For her part, Kate told of also becoming free and seeking to again settle down with someone she could love. It was quite intimate for the two, and after eating they were lying back on the blanket with their thoughts and their wine.
“Do you believe in God?” She had to ask.
Simon paused. It was not something he gave much thought to.
“I was sort of raised Catholic, but now I’m agnostic about it.”
“Religion is very important to me. I want you to know that off the bat. It is what led to my divorce.”
Simon raised himself to look at her. He reached and gave her arm a rub.
“It was about Suzanne, my daughter. Long story short, she came out as gay, I initially tried to ‘save’ her then she saved me. Choosing between my Church and my daughter was easy. I saw God differently and became an Episcopalian.”
“Wait. You haven’t always been an Episcopalian?”
“Roman Catholic all the way. My husband, my ex, couldn’t adapt. It’s why I’m divorced. Not in the eyes of the Church, of course.”
Simon lay back down. Now she got up on one of her elbow and looked over at him.
“Without a church or a belief in God, what about your spirit?”
He sat up and they sat opposite one another, ignoring the passersby.
“There may be a God. I just don’t believe in an active one. I see cruelty and can’t believe that a loving God would inflict that on people. Especially children. Or like the one you ex seems to believe in.”
“Suzanne has made clear that she will welcome him back if he accepts her and who she is.”
“Yet he hasn’t. Who’s the better Christian? I guess I agree with you. What kind of God would do that to a family? But I just go day-to-day, trying to be kind and considerate to others. If that is spirituality, I guess that makes me spiritual.”
“I like that answer. Let’s get going.”
And with that, the pair put their stuff in the Zabar’s bags—one to dispose of, one to keep—rolled up the blanket and headed back to the car.
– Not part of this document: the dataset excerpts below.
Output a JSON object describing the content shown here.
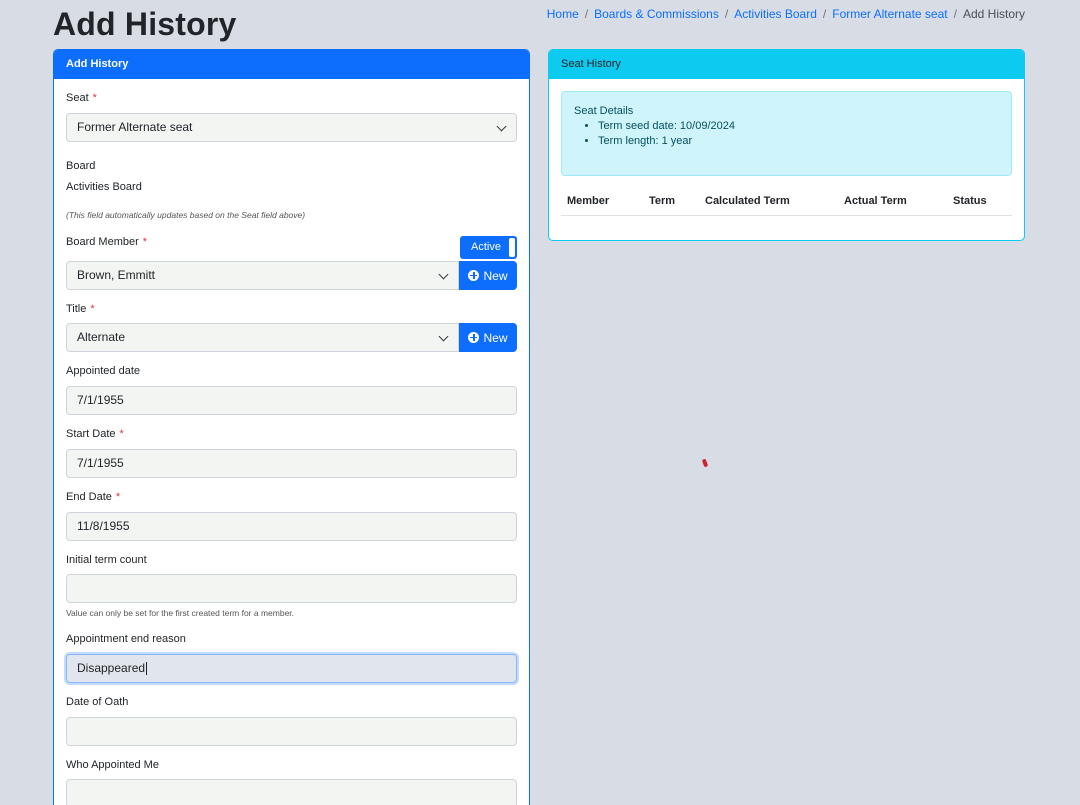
{
  "page": {
    "title": "Add History"
  },
  "breadcrumb": [
    "Home",
    "Boards & Commissions",
    "Activities Board",
    "Former Alternate seat",
    "Add History"
  ],
  "form_card": {
    "header": "Add History",
    "seat": {
      "label": "Seat",
      "value": "Former Alternate seat"
    },
    "board": {
      "label": "Board",
      "value": "Activities Board",
      "hint": "(This field automatically updates based on the Seat field above)"
    },
    "board_member": {
      "label": "Board Member",
      "value": "Brown, Emmitt",
      "toggle_label": "Active",
      "new_label": "New"
    },
    "title": {
      "label": "Title",
      "value": "Alternate",
      "new_label": "New"
    },
    "appointed_date": {
      "label": "Appointed date",
      "value": "7/1/1955"
    },
    "start_date": {
      "label": "Start Date",
      "value": "7/1/1955"
    },
    "end_date": {
      "label": "End Date",
      "value": "11/8/1955"
    },
    "initial_term_count": {
      "label": "Initial term count",
      "value": "",
      "hint": "Value can only be set for the first created term for a member."
    },
    "appointment_end_reason": {
      "label": "Appointment end reason",
      "value": "Disappeared"
    },
    "date_of_oath": {
      "label": "Date of Oath",
      "value": ""
    },
    "who_appointed_me": {
      "label": "Who Appointed Me",
      "value": ""
    },
    "required_mark": "*"
  },
  "history_card": {
    "header": "Seat History",
    "details_title": "Seat Details",
    "details": [
      "Term seed date: 10/09/2024",
      "Term length: 1 year"
    ],
    "columns": [
      "Member",
      "Term",
      "Calculated Term",
      "Actual Term",
      "Status"
    ]
  },
  "colors": {
    "primary": "#0d6efd",
    "info": "#0dcaf0",
    "required": "#dc3545"
  }
}
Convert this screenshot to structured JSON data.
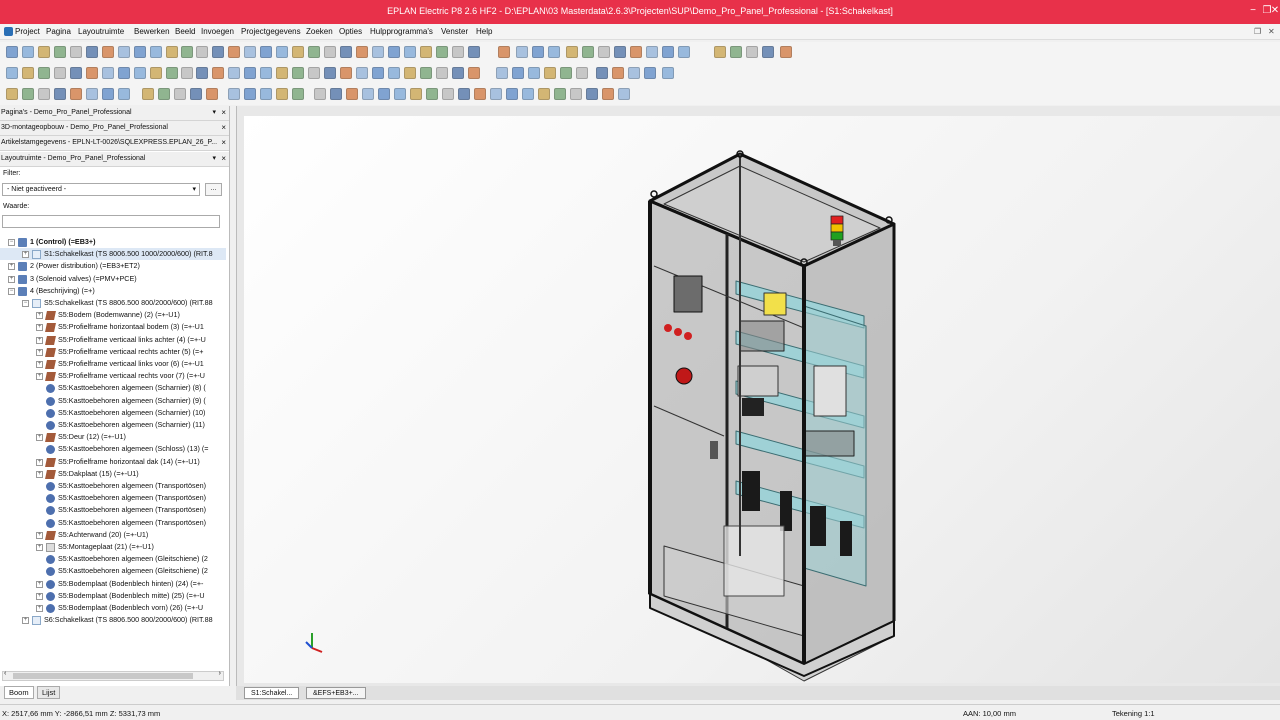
{
  "window": {
    "title": "EPLAN Electric P8 2.6 HF2 - D:\\EPLAN\\03 Masterdata\\2.6.3\\Projecten\\SUP\\Demo_Pro_Panel_Professional - [S1:Schakelkast]",
    "accent_color": "#e8314a",
    "controls": [
      "minimize-icon",
      "restore-icon",
      "close-icon"
    ]
  },
  "menu": [
    "Project",
    "Pagina",
    "Layoutruimte",
    "Bewerken",
    "Beeld",
    "Invoegen",
    "Projectgegevens",
    "Zoeken",
    "Opties",
    "Hulpprogramma's",
    "Venster",
    "Help"
  ],
  "panels": {
    "pages": "Pagina's - Demo_Pro_Panel_Professional",
    "assembly3d": "3D-montageopbouw - Demo_Pro_Panel_Professional",
    "articles": "Artikelstamgegevens - EPLN-LT-0026\\SQLEXPRESS.EPLAN_26_P...",
    "layout": "Layoutruimte - Demo_Pro_Panel_Professional"
  },
  "filter": {
    "label": "Filter:",
    "value": "- Niet geactiveerd -",
    "button": "...",
    "waarde_label": "Waarde:",
    "waarde_value": ""
  },
  "tree": [
    {
      "label": "1 (Control) (=EB3+)",
      "level": 0,
      "expander": "−",
      "icon": "grp",
      "bold": true
    },
    {
      "label": "S1:Schakelkast (TS 8006.500 1000/2000/600) (RIT.8",
      "level": 1,
      "expander": "+",
      "icon": "page",
      "selected": true
    },
    {
      "label": "2 (Power distribution) (=EB3+ET2)",
      "level": 0,
      "expander": "+",
      "icon": "grp"
    },
    {
      "label": "3 (Solenoid valves) (=PMV+PCE)",
      "level": 0,
      "expander": "+",
      "icon": "grp"
    },
    {
      "label": "4 (Beschrijving) (=+)",
      "level": 0,
      "expander": "−",
      "icon": "grp"
    },
    {
      "label": "S5:Schakelkast (TS 8806.500 800/2000/600) (RIT.88",
      "level": 1,
      "expander": "−",
      "icon": "page"
    },
    {
      "label": "S5:Bodem (Bodemwanne) (2) (=+-U1)",
      "level": 2,
      "expander": "+",
      "icon": "part"
    },
    {
      "label": "S5:Profielframe horizontaal bodem (3) (=+-U1",
      "level": 2,
      "expander": "+",
      "icon": "part"
    },
    {
      "label": "S5:Profielframe verticaal links achter (4) (=+-U",
      "level": 2,
      "expander": "+",
      "icon": "part"
    },
    {
      "label": "S5:Profielframe verticaal rechts achter (5) (=+",
      "level": 2,
      "expander": "+",
      "icon": "part"
    },
    {
      "label": "S5:Profielframe verticaal links voor (6) (=+-U1",
      "level": 2,
      "expander": "+",
      "icon": "part"
    },
    {
      "label": "S5:Profielframe verticaal rechts voor (7) (=+-U",
      "level": 2,
      "expander": "+",
      "icon": "part"
    },
    {
      "label": "S5:Kasttoebehoren algemeen (Scharnier) (8) (",
      "level": 2,
      "expander": "",
      "icon": "acc"
    },
    {
      "label": "S5:Kasttoebehoren algemeen (Scharnier) (9) (",
      "level": 2,
      "expander": "",
      "icon": "acc"
    },
    {
      "label": "S5:Kasttoebehoren algemeen (Scharnier) (10)",
      "level": 2,
      "expander": "",
      "icon": "acc"
    },
    {
      "label": "S5:Kasttoebehoren algemeen (Scharnier) (11)",
      "level": 2,
      "expander": "",
      "icon": "acc"
    },
    {
      "label": "S5:Deur (12) (=+-U1)",
      "level": 2,
      "expander": "+",
      "icon": "part"
    },
    {
      "label": "S5:Kasttoebehoren algemeen (Schloss) (13) (=",
      "level": 2,
      "expander": "",
      "icon": "acc"
    },
    {
      "label": "S5:Profielframe horizontaal dak (14) (=+-U1)",
      "level": 2,
      "expander": "+",
      "icon": "part"
    },
    {
      "label": "S5:Dakplaat (15) (=+-U1)",
      "level": 2,
      "expander": "+",
      "icon": "part"
    },
    {
      "label": "S5:Kasttoebehoren algemeen (Transportösen)",
      "level": 2,
      "expander": "",
      "icon": "acc"
    },
    {
      "label": "S5:Kasttoebehoren algemeen (Transportösen)",
      "level": 2,
      "expander": "",
      "icon": "acc"
    },
    {
      "label": "S5:Kasttoebehoren algemeen (Transportösen)",
      "level": 2,
      "expander": "",
      "icon": "acc"
    },
    {
      "label": "S5:Kasttoebehoren algemeen (Transportösen)",
      "level": 2,
      "expander": "",
      "icon": "acc"
    },
    {
      "label": "S5:Achterwand (20) (=+-U1)",
      "level": 2,
      "expander": "+",
      "icon": "part"
    },
    {
      "label": "S5:Montageplaat (21) (=+-U1)",
      "level": 2,
      "expander": "+",
      "icon": "plate"
    },
    {
      "label": "S5:Kasttoebehoren algemeen (Gleitschiene) (2",
      "level": 2,
      "expander": "",
      "icon": "acc"
    },
    {
      "label": "S5:Kasttoebehoren algemeen (Gleitschiene) (2",
      "level": 2,
      "expander": "",
      "icon": "acc"
    },
    {
      "label": "S5:Bodemplaat (Bodenblech hinten) (24) (=+-",
      "level": 2,
      "expander": "+",
      "icon": "acc"
    },
    {
      "label": "S5:Bodemplaat (Bodenblech mitte) (25) (=+-U",
      "level": 2,
      "expander": "+",
      "icon": "acc"
    },
    {
      "label": "S5:Bodemplaat (Bodenblech vorn) (26) (=+-U",
      "level": 2,
      "expander": "+",
      "icon": "acc"
    },
    {
      "label": "S6:Schakelkast (TS 8806.500 800/2000/600) (RIT.88",
      "level": 1,
      "expander": "+",
      "icon": "page"
    }
  ],
  "left_tabs": [
    "Boom",
    "Lijst"
  ],
  "doc_tabs": [
    "S1:Schakel...",
    "&EFS+EB3+..."
  ],
  "status": {
    "coords": "X: 2517,66 mm    Y: -2866,51 mm    Z: 5331,73 mm",
    "aan": "AAN: 10,00 mm",
    "tekening": "Tekening 1:1"
  },
  "viewport": {
    "signal_tower_colors": [
      "#e02020",
      "#f0c000",
      "#20a020"
    ],
    "rail_color": "#9fd1d6",
    "axes": [
      "x",
      "y",
      "z"
    ]
  }
}
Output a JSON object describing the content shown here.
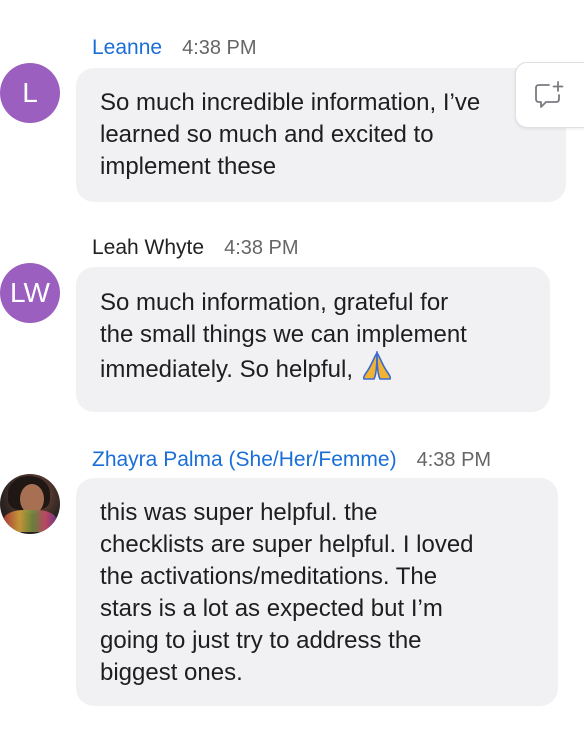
{
  "messages": [
    {
      "sender": "Leanne",
      "avatar_initials": "L",
      "time": "4:38 PM",
      "text": "So much incredible information, I’ve\nlearned so much and excited to\nimplement these"
    },
    {
      "sender": "Leah Whyte",
      "avatar_initials": "LW",
      "time": "4:38 PM",
      "text": "So much information, grateful for\nthe small things we can implement\nimmediately. So helpful,",
      "emoji": "folded-hands"
    },
    {
      "sender": "Zhayra Palma (She/Her/Femme)",
      "avatar": "photo",
      "time": "4:38 PM",
      "text": "this was super helpful. the\nchecklists are super helpful. I loved\nthe activations/meditations. The\nstars is a lot as expected but I’m\ngoing to just try to address the\nbiggest ones."
    }
  ],
  "colors": {
    "avatar_purple": "#9b5fc0",
    "link_blue": "#1a6ed8",
    "bubble_bg": "#f1f1f4"
  },
  "icons": {
    "react": "add-comment-icon",
    "emoji": "folded-hands-emoji"
  }
}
They were both tired and it was getting late so after Kate gave him a kiss on the cheek, Simon headed to Greenwich while she went to her apartment.
* * *
To be clear, Simon Douglas had not let grass grow underneath his feet after Eileen committed to Tom. He was still a very-eligible bachelor and semi-retired banker with a big house and fast car in Greenwich. He dated quite a few women. But he soon exhausted the supply of eligible ones, mostly divorcées, in and around town. He enjoyed dating and he enjoyed occasionally sleeping with women but through it all, he remained a very-eligible bachelor.
He was thrilled and disappointed when he got the invitation to Eileen’s wedding to Tom and when he saw them he was pleased. He did not know anyone he thought close enough to share the wedding so he went alone. Which was why he ended up spending some time with Kate Nelson. From her, he learned that she had some complicated backstory, but she did not divulge much beyond that she was separated from her husband in California and was thinking of getting a divorce since she moved to New York to be near her daughter, who was married to Eileen’s daughter. It sounded pretty complicated, but Simon’s head for figures helped him understand at least the broad strokes. The most important being that Kate was separated and contemplating divorce.
Simon filed that information away and memories of speaking to Kate popped into his head now and then. Somehow he heard—it might have been from someone at his firm who got it from someone at Eileen’s firm—that Kate had gotten that divorce and was a single woman living and working in Manhattan. After some internet sleuthing, he got her number and gave her a call. Which is where our story began.
Simon liked sex. He never initiated. He knew that dating was binary. Either it went somewhere or it did not. Most of the women he dated viewed things as he did. At some point during dinner, they would decide whether they wanted simple sex with Simon or whether they hoped for something more. Sometimes it was neither. If they wanted simple sex, Simon was happy, and more than ready, to oblige. He was a sweet and tender lover and on more than one occasion what his date thought would be a one-night hookup turned into something more—thanks to Simon’s prowess and generosity in bed—and there were several women who Simon dated regularly with no expectations beyond a good evening in bed. If he and they were younger, they would be known as “fuck buddies.”
Since breaking up with Eileen back in November 2017, Simon had one serious relationship. Sandra O’Neil was divorced and had gotten the short end of her divorce from her husband, who worked at a financial firm on Wall Street. They had two kids and lived in Greenwich. She got the big house and he bought a condo on Manhattan’s Upper East Side. She had primary custody of the kids, who were still in high school, and he had generous visitation rights.
The divorce, though, was not amicable. Sandra’s ex had been having an affair with a junior banker at his firm and its exposure risked torpedoing his career, insofar as in those pre-MeToo years such a thing could torpedo a man’s career on Wall Street. That risk, in fact, was what got Sandra as much as she got. She had left college to get married, and now worked as a secretary at a law firm in Greenwich. She enjoyed the work and the people at the firm. When the divorce was finally settled, her thoughts turned to meeting men.